自分では歩兵科なんて言ってはいるが、本来は防疫給水部、つまり軍医の出身だった。それなら淀橋区戸山の陸軍病院へ妹を送り込むことも、そして配食に何かを混入させることも造作ないはずだった。そして彼の家が、軍民の医療施設が建ち並ぶ港区白金台なのも、そのことと全く無関係ではなさそうだった。
「どこまで……」
田実大尉は目の前の男を睨んだ。
「別に嫌なら良いんだ。代わりの者なら幾らでも居るし、それに軍では急な異動なんて珍しくもない。お前も、妹さんを置いて厳冬のソ連国境へ赴任するのは気が進まないだろう。だが安心しろ、たとえそうなっても妹さんは完治させてやる。もちろんその後の面倒も俺達が看てやるがな」
そう言って中佐は、随分と愉しげな、そして過去を反芻するような含み笑いを漏らした。
「あんたって人は、何処まで、一体何処まで腐りきっているんだ。俺に仲間を裏切らせるだけでは飽きたらずに危害まで加え、そして妹まで出汁にしやがって」
田実大尉は怒りで身体が震えるのを抑えきれなかった。
今この瞬間に飛びかかり、宮田中佐の喉笛を咬みやぶってやりたかったが、寸での所でなんとか圧し止めた。やはり妹の顔が思い出されたからだ。

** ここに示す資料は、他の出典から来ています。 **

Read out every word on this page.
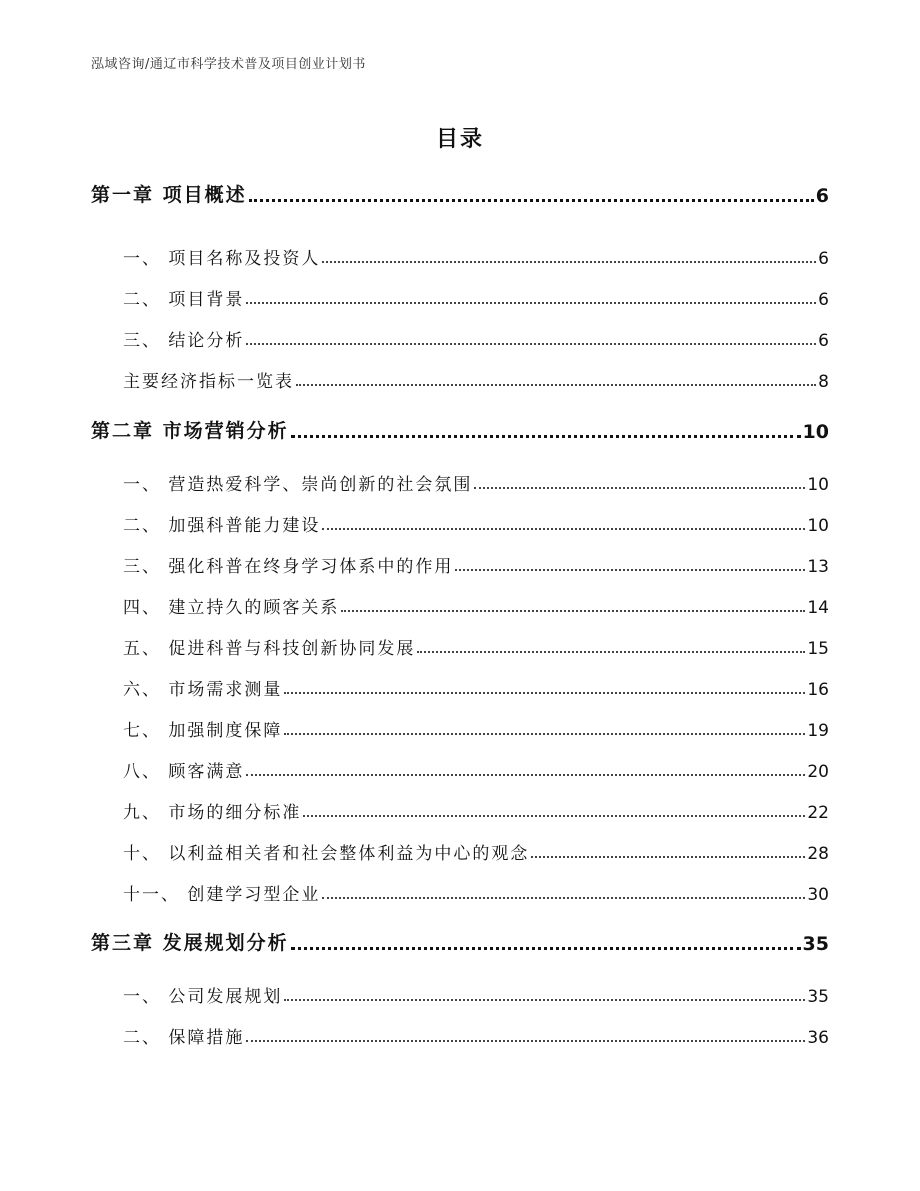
泓域咨询/通辽市科学技术普及项目创业计划书
目录
第一章 项目概述	6
一、 项目名称及投资人	6
二、 项目背景	6
三、 结论分析	6
主要经济指标一览表	8
第二章 市场营销分析	10
一、 营造热爱科学、崇尚创新的社会氛围	10
二、 加强科普能力建设	10
三、 强化科普在终身学习体系中的作用	13
四、 建立持久的顾客关系	14
五、 促进科普与科技创新协同发展	15
六、 市场需求测量	16
七、 加强制度保障	19
八、 顾客满意	20
九、 市场的细分标准	22
十、 以利益相关者和社会整体利益为中心的观念	28
十一、 创建学习型企业	30
第三章 发展规划分析	35
一、 公司发展规划	35
二、 保障措施	36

「ふん、中隊の部下は、誰もお前のことなんて仲間とか本当の上官だなんて思ってはないだろうさ。それとも何か、何処かで理解されている、解ってくれていると思っている訳じゃないだろうな。だとしたらとんだお笑い草だな」
大尉は前髪を垂らして焦燥仕切った表情で中佐を見つめ、分かりきったことではあるが、こいつに何を言っても無駄だと諦めた。
そして、部下の顔を一人一人思い出していた。
彼らは、今日までただ一生懸命開発を続けてきた。歩機を完成させ、そして世に問う為に。それだけを望んで、ひたすら職務をこなしている。なのに俺は、妹の為に部下を売った。心の中で、許せと何度も手を合わせながら。
「それだけか。他には何をしでかすつもりなんだ」
田実大尉はそれだけをやっと絞り出した。
「今の所はそれだけだ、必要になったらまた連絡する」
それを聞けば充分だった。大尉はのそりと立ち上がると、挨拶もなしに立ち去ろうとしていた。
「分かっているだろうが、妹が大事なら黙って言うことを聞くことだ。それが、結局皆の為でもあるんだからな。それを忘れるな」
田実大尉には返事を返す気力も喪失していた。ただ早くこの場から立ち去り、部隊に戻りたかった。誰からも慕われなくても、自分には部下を見守る責務がある。それだけは全うしたかったし、それだけしか出来なかった。